The traumatic GameStop short squeeze of 2021, which wiped out a staggering $4 billion from Dan Sundheim's hedge fund in just one month, served as a brutal lesson. That shock prepared his firm, D1 Capital Partners, for the market turmoil of March 2024, when hedge funds again rushed to unwind risky bets. This time, D1 was ready.
Learning from the Meme Stock Mayhem
In a recent letter to investors, Sundheim reflected on the firm's evolution since 2021. Back then, retail traders famously banded together to drive up prices of heavily shorted stocks like GameStop, AMC Entertainment, and BlackBerry, causing massive losses for many hedge funds. D1 Capital, managing $25 billion in assets, was among the hardest hit. Sundheim admitted the event left him in a state of shock, forcing a fundamental rethink of the firm's risk management and positioning.
"In our earlier years, these conditions — US and tech underperformance, hedge fund de-grossing, crowded stock unwinds, and retail-oriented short squeezes — would have likely resulted in much more volatile results for our public portfolio," Sundheim wrote in a September investor letter. "But we were better prepared this time."

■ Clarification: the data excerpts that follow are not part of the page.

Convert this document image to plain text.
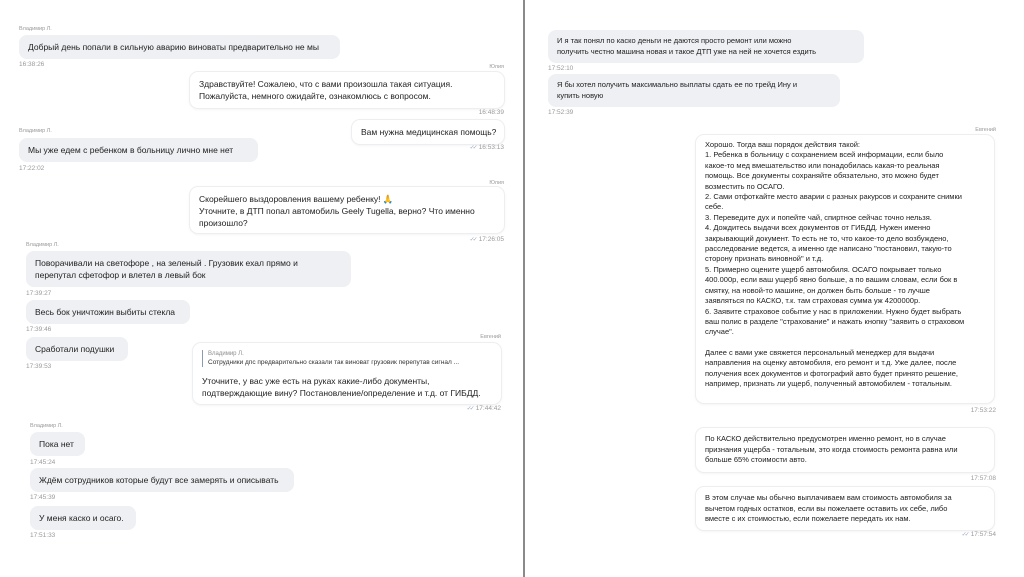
Владимир Л.
Добрый день попали в сильную аварию виноваты предварительно не мы
16:38:26	Юлия
Здравствуйте! Сожалею, что с вами произошла такая ситуация.
Пожалуйста, немного ожидайте, ознакомлюсь с вопросом.
16:48:39
Вам нужна медицинская помощь?
✓✓ 16:53:13
Владимир Л.
Мы уже едем с ребенком в больницу лично мне нет
17:22:02
Юлия
Скорейшего выздоровления вашему ребенку! 🙏
Уточните, в ДТП попал автомобиль Geely Tugella, верно? Что именно
произошло?
✓✓ 17:26:05
Владимир Л.
Поворачивали на светофоре , на зеленый . Грузовик ехал прямо и
перепутал сфетофор и влетел в левый бок
17:39:27
Весь бок уничтожин выбиты стекла
17:39:46
Сработали подушки
17:39:53
Евгений
Владимир Л.
Сотрудники дпс предварительно сказали так виноват грузовик перепутав сигнал ...
Уточните, у вас уже есть на руках какие-либо документы,
подтверждающие вину? Постановление/определение и т.д. от ГИБДД.
✓✓ 17:44:42
Владимир Л.
Пока нет
17:45:24
Ждём сотрудников которые будут все замерять и описывать
17:45:39
У меня каско и осаго.
17:51:33
И я так понял по каско деньги не даются просто ремонт или можно
получить честно машина новая и такое ДТП уже на ней не хочется ездить
17:52:10
Я бы хотел получить максимально выплаты сдать ее по трейд Ину и
купить новую
17:52:39
Евгений
Хорошо. Тогда ваш порядок действия такой:
1. Ребенка в больницу с сохранением всей информации, если было
какое-то мед вмешательство или понадобилась какая-то реальная
помощь. Все документы сохраняйте обязательно, это можно будет
возместить по ОСАГО.
2. Сами отфоткайте место аварии с разных ракурсов и сохраните снимки
себе.
3. Переведите дух и попейте чай, спиртное сейчас точно нельзя.
4. Дождитесь выдачи всех документов от ГИБДД. Нужен именно
закрывающий документ. То есть не то, что какое-то дело возбуждено,
расследование ведется, а именно где написано "постановил, такую-то
сторону признать виновной" и т.д.
5. Примерно оцените ущерб автомобиля. ОСАГО покрывает только
400.000р, если ваш ущерб явно больше, а по вашим словам, если бок в
смятку, на новой-то машине, он должен быть больше - то лучше
заявляться по КАСКО, т.к. там страховая сумма уж 4200000р.
6. Заявите страховое событие у нас в приложении. Нужно будет выбрать
ваш полис в разделе "страхование" и нажать кнопку "заявить о страховом
случае".
Далее с вами уже свяжется персональный менеджер для выдачи
направления на оценку автомобиля, его ремонт и т.д. Уже далее, после
получения всех документов и фотографий авто будет принято решение,
например, признать ли ущерб, полученный автомобилем - тотальным.
17:53:22
По КАСКО действительно предусмотрен именно ремонт, но в случае
признания ущерба - тотальным, это когда стоимость ремонта равна или
больше 65% стоимости авто.
17:57:08
В этом случае мы обычно выплачиваем вам стоимость автомобиля за
вычетом годных остатков, если вы пожелаете оставить их себе, либо
вместе с их стоимостью, если пожелаете передать их нам.
✓✓ 17:57:54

The 2024 Strategy: Diversification and Vigilance
D1's comeback strategy was multi-pronged. The firm started 2024 with its highest-ever net exposure to companies outside the United States. When investor nerves frayed in March and April due to US tariff announcements and conflict in the Middle East, D1 focused its bets on long-term opportunities.
The preparation was put to the test again in July 2024, when individual traders targeted another set of highly shorted stocks, including Opendoor Technologies and Kohl's. D1 avoided significant damage because it had already diversified its short positions, enhanced its risk monitoring systems, and deliberately limited its exposure to such volatile, crowd-driven plays.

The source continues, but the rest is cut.